Gan and her colleagues are now testing their progranulin-overexpressing microglia in models of other diseases. Sarah Naguib, a postdoctoral researcher in Gan’s lab, reported at the Society for Neuroscience meeting in San Diego in November 2025 that in mouse models of Parkinson’s, the transplants relieve motor symptoms associated with alpha-synuclein, the signature protein in Parkinson’s, and protect against neuronal death. “In the field of neurodegeneration, the ideal scenario is that we can find things that would be broadly applied to multiple diseases,” Naguib says. Alector, which shelved its FTD-GRN program after the trial failure, continues to test a progranulin therapy in people with Alzheimer’s.

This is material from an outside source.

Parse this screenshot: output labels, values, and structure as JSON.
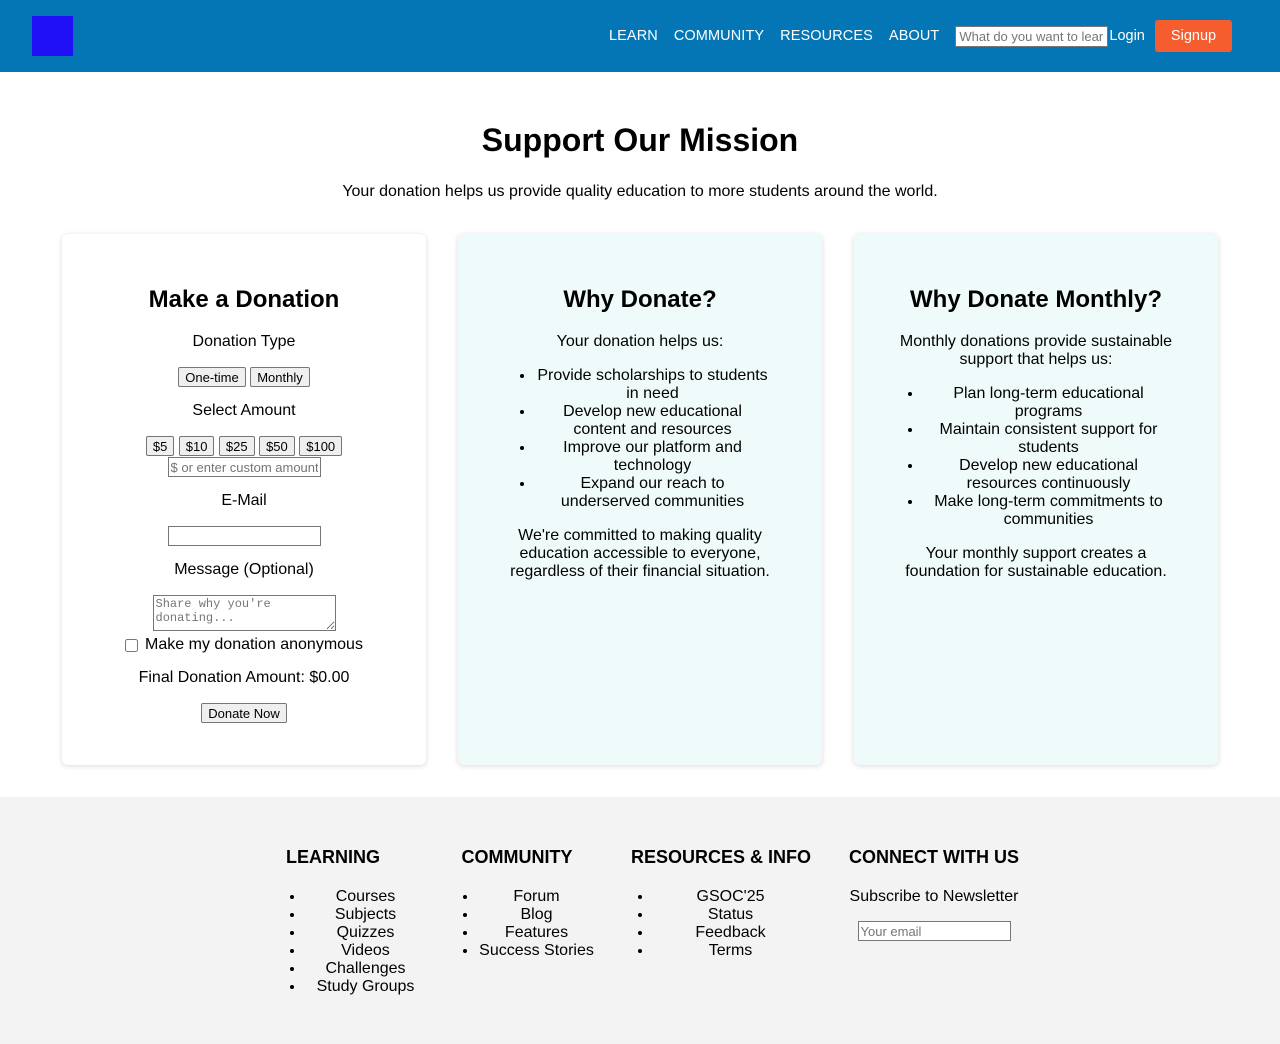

Shaw says that although he agrees progranulin therapy could eventually have a range of indications, FTD-GRN remains the right place to start. “If we can do it safely and effectively in this context, definitely there’s an opportunity in other disorders. But we need to get there first.”

As the four remaining clinical trial programs press ahead, Bluefield is still advancing studies of biomarkers and seeking eligible patients to funnel into trials. Despite the two failures, Richards Donohoe is optimistic a progranulin-boosting therapy will pan out. “You have to have a lot of shots on goal,” she says.

The nonprofit Farese and Richards founded this year, called Kestrel ­Neuroscience, has just begun to award its first grants on basic research into alternative targets for FTD-GRN.

Gone are the cozy gatherings where scientists swapped basic research findings and shooed the household cats off their chairs. But Bluefield alumni say the family that bolstered their science still inspires them to keep investigating FTD-GRN. Rademakers, who no longer receives funding from the group, keeps—Richards Donohoe’s Christmas cards on the wall of her lab in Belgium to remind her students and postdocs why they’re working long hours. “These are real people,” she tells them. “And they need treatments.”